Una domanda: il presupposto è che φ è positivo? Il che è da dimostrare, no?
ma secondo Kurt infinito (eternita’) e’ positivo o negativo? e secondo te?
complimenti!
Caro Erik,
l’essere una proprietà positiva non è da dimostrare. E’ una specie di ‘condizione’. Il logico dice: se partiamo dal presupposto di avere delle proprietà positive (che appunto sono tutto e niente, ma questo è il punto di forza di questa dimostrazione), da questo posso derivare la dimostrazione dell’esistenza di un essere che possiede tutte e sole queste proprietà positive.
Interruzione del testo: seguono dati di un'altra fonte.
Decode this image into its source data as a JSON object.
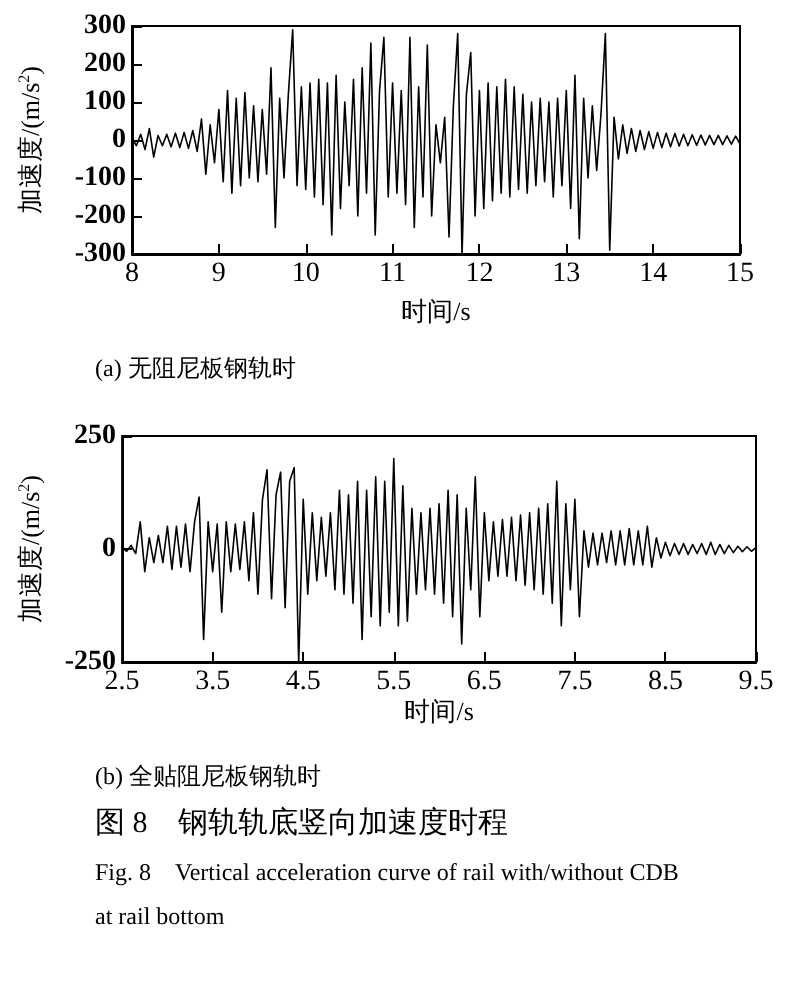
{
  "chart_data": [
    {
      "type": "line",
      "xlabel": "时间/s",
      "ylabel": "加速度/(m/s$^{2}$)",
      "annotations": [
        "(a) 无阻尼板钢轨时"
      ],
      "xlim": [
        8,
        15
      ],
      "xticks": [
        8,
        9,
        10,
        11,
        12,
        13,
        14,
        15
      ],
      "ylim": [
        -300,
        300
      ],
      "yticks": [
        -300,
        -200,
        -100,
        0,
        100,
        200,
        300
      ],
      "grid": false,
      "marker": "none",
      "line_style": "solid",
      "series": [
        {
          "color": "#000000",
          "x": [
            8,
            8.05,
            8.1,
            8.15,
            8.2,
            8.25,
            8.3,
            8.35,
            8.4,
            8.45,
            8.5,
            8.55,
            8.6,
            8.65,
            8.7,
            8.75,
            8.8,
            8.85,
            8.9,
            8.95,
            9,
            9.05,
            9.1,
            9.15,
            9.2,
            9.25,
            9.3,
            9.35,
            9.4,
            9.45,
            9.5,
            9.55,
            9.6,
            9.65,
            9.7,
            9.75,
            9.8,
            9.85,
            9.9,
            9.95,
            10,
            10.05,
            10.1,
            10.15,
            10.2,
            10.25,
            10.3,
            10.35,
            10.4,
            10.45,
            10.5,
            10.55,
            10.6,
            10.65,
            10.7,
            10.75,
            10.8,
            10.85,
            10.9,
            10.95,
            11,
            11.05,
            11.1,
            11.15,
            11.2,
            11.25,
            11.3,
            11.35,
            11.4,
            11.45,
            11.5,
            11.55,
            11.6,
            11.65,
            11.7,
            11.75,
            11.8,
            11.85,
            11.9,
            11.95,
            12,
            12.05,
            12.1,
            12.15,
            12.2,
            12.25,
            12.3,
            12.35,
            12.4,
            12.45,
            12.5,
            12.55,
            12.6,
            12.65,
            12.7,
            12.75,
            12.8,
            12.85,
            12.9,
            12.95,
            13,
            13.05,
            13.1,
            13.15,
            13.2,
            13.25,
            13.3,
            13.35,
            13.4,
            13.45,
            13.5,
            13.55,
            13.6,
            13.65,
            13.7,
            13.75,
            13.8,
            13.85,
            13.9,
            13.95,
            14,
            14.05,
            14.1,
            14.15,
            14.2,
            14.25,
            14.3,
            14.35,
            14.4,
            14.45,
            14.5,
            14.55,
            14.6,
            14.65,
            14.7,
            14.75,
            14.8,
            14.85,
            14.9,
            14.95,
            15
          ],
          "values": [
            5,
            -15,
            15,
            -25,
            30,
            -45,
            12,
            -15,
            15,
            -18,
            18,
            -20,
            20,
            -22,
            25,
            -30,
            55,
            -90,
            40,
            -60,
            80,
            -110,
            130,
            -140,
            110,
            -120,
            125,
            -100,
            90,
            -110,
            80,
            -90,
            190,
            -230,
            110,
            -100,
            120,
            290,
            -120,
            140,
            -130,
            150,
            -150,
            160,
            -170,
            150,
            -250,
            170,
            -180,
            100,
            -120,
            160,
            -200,
            190,
            -140,
            255,
            -250,
            130,
            270,
            -150,
            150,
            -140,
            130,
            -170,
            270,
            -230,
            140,
            -150,
            250,
            -200,
            40,
            -60,
            60,
            -255,
            90,
            280,
            -300,
            120,
            230,
            -200,
            130,
            -180,
            150,
            -160,
            140,
            -140,
            160,
            -150,
            140,
            -130,
            120,
            -140,
            100,
            -120,
            110,
            -110,
            100,
            -150,
            110,
            -120,
            130,
            -180,
            170,
            -260,
            110,
            -100,
            90,
            -80,
            70,
            280,
            -290,
            60,
            -50,
            40,
            -35,
            30,
            -30,
            25,
            -25,
            22,
            -22,
            20,
            -20,
            18,
            -18,
            17,
            -16,
            15,
            -15,
            14,
            -14,
            13,
            -13,
            12,
            -12,
            12,
            -12,
            11,
            -11,
            10,
            -10
          ]
        }
      ]
    },
    {
      "type": "line",
      "xlabel": "时间/s",
      "ylabel": "加速度/(m/s$^{2}$)",
      "annotations": [
        "(b) 全贴阻尼板钢轨时",
        "图 8　钢轨轨底竖向加速度时程",
        "Fig. 8　Vertical acceleration curve of rail with/without CDB at rail bottom"
      ],
      "xlim": [
        2.5,
        9.5
      ],
      "xticks": [
        2.5,
        3.5,
        4.5,
        5.5,
        6.5,
        7.5,
        8.5,
        9.5
      ],
      "ylim": [
        -250,
        250
      ],
      "yticks": [
        -250,
        0,
        250
      ],
      "grid": false,
      "marker": "none",
      "line_style": "solid",
      "series": [
        {
          "color": "#000000",
          "x": [
            2.5,
            2.55,
            2.6,
            2.65,
            2.7,
            2.75,
            2.8,
            2.85,
            2.9,
            2.95,
            3,
            3.05,
            3.1,
            3.15,
            3.2,
            3.25,
            3.3,
            3.35,
            3.4,
            3.45,
            3.5,
            3.55,
            3.6,
            3.65,
            3.7,
            3.75,
            3.8,
            3.85,
            3.9,
            3.95,
            4,
            4.05,
            4.1,
            4.15,
            4.2,
            4.25,
            4.3,
            4.35,
            4.4,
            4.45,
            4.5,
            4.55,
            4.6,
            4.65,
            4.7,
            4.75,
            4.8,
            4.85,
            4.9,
            4.95,
            5,
            5.05,
            5.1,
            5.15,
            5.2,
            5.25,
            5.3,
            5.35,
            5.4,
            5.45,
            5.5,
            5.55,
            5.6,
            5.65,
            5.7,
            5.75,
            5.8,
            5.85,
            5.9,
            5.95,
            6,
            6.05,
            6.1,
            6.15,
            6.2,
            6.25,
            6.3,
            6.35,
            6.4,
            6.45,
            6.5,
            6.55,
            6.6,
            6.65,
            6.7,
            6.75,
            6.8,
            6.85,
            6.9,
            6.95,
            7,
            7.05,
            7.1,
            7.15,
            7.2,
            7.25,
            7.3,
            7.35,
            7.4,
            7.45,
            7.5,
            7.55,
            7.6,
            7.65,
            7.7,
            7.75,
            7.8,
            7.85,
            7.9,
            7.95,
            8,
            8.05,
            8.1,
            8.15,
            8.2,
            8.25,
            8.3,
            8.35,
            8.4,
            8.45,
            8.5,
            8.55,
            8.6,
            8.65,
            8.7,
            8.75,
            8.8,
            8.85,
            8.9,
            8.95,
            9,
            9.05,
            9.1,
            9.15,
            9.2,
            9.25,
            9.3,
            9.35,
            9.4,
            9.45,
            9.5
          ],
          "values": [
            3,
            -5,
            8,
            -10,
            60,
            -50,
            25,
            -30,
            30,
            -30,
            50,
            -45,
            50,
            -40,
            55,
            -50,
            60,
            115,
            -200,
            60,
            -50,
            55,
            -140,
            60,
            -50,
            55,
            -45,
            60,
            -70,
            80,
            -100,
            110,
            175,
            -110,
            120,
            170,
            -130,
            150,
            180,
            -250,
            110,
            -100,
            80,
            -70,
            70,
            -60,
            80,
            -90,
            130,
            -100,
            120,
            -120,
            150,
            -200,
            130,
            -150,
            160,
            -170,
            150,
            -140,
            200,
            -170,
            140,
            -160,
            90,
            -100,
            80,
            -90,
            90,
            -100,
            100,
            -120,
            130,
            -150,
            120,
            -210,
            90,
            -90,
            160,
            -150,
            80,
            -70,
            60,
            -60,
            65,
            -60,
            70,
            -70,
            75,
            -80,
            80,
            -90,
            90,
            -100,
            100,
            -120,
            150,
            -170,
            100,
            -90,
            110,
            -150,
            40,
            -40,
            35,
            -35,
            35,
            -30,
            40,
            -35,
            40,
            -35,
            45,
            -35,
            40,
            -35,
            50,
            -40,
            25,
            -20,
            15,
            -15,
            12,
            -12,
            12,
            -12,
            10,
            -10,
            12,
            -12,
            15,
            -12,
            10,
            -10,
            8,
            -8,
            6,
            -6,
            5,
            -5,
            3
          ]
        }
      ]
    }
  ]
}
Da qui lla parola ‘capoclasse’, usata da P.Odifreddi nel piccolo volumetto pubblicato in Italia insieme a G.Lolli su questa dimostrazione. Qualunque sia l’insieme di proprietà che selezioniamo, Goedel dimostra l’esistenza di un essere che è il più bravo di tutti e possiede tutte queste proprietà ( e nessuna proprietà fuori dalla nostra scelta).
Ho sentito molto parlare di te,
spero di incontrarti, camminando per i viali di……
Antea
Caro Diego,
non capisco bene la domanda. Kurt Goedel, essendo un logico e un matematico, concepiva un infinito (matematico) positivo e negativo. Dal punto di vista metafisico, non credo che si sia mai occupato di questo tema, o se l’ha fatto temo non abbia lasciato traccia. Potrei sbagliarmi.
Mi spieghi meglio cosa intendi?
Ciao!
Antea
dato che questa somma proprieta’ positiva “e’ “un’entita’ che fa parte del mondo”, non sembrerebbe essere un essere eterno (infinito), bensi’ un “capoclasse” finito ….. (che figata!)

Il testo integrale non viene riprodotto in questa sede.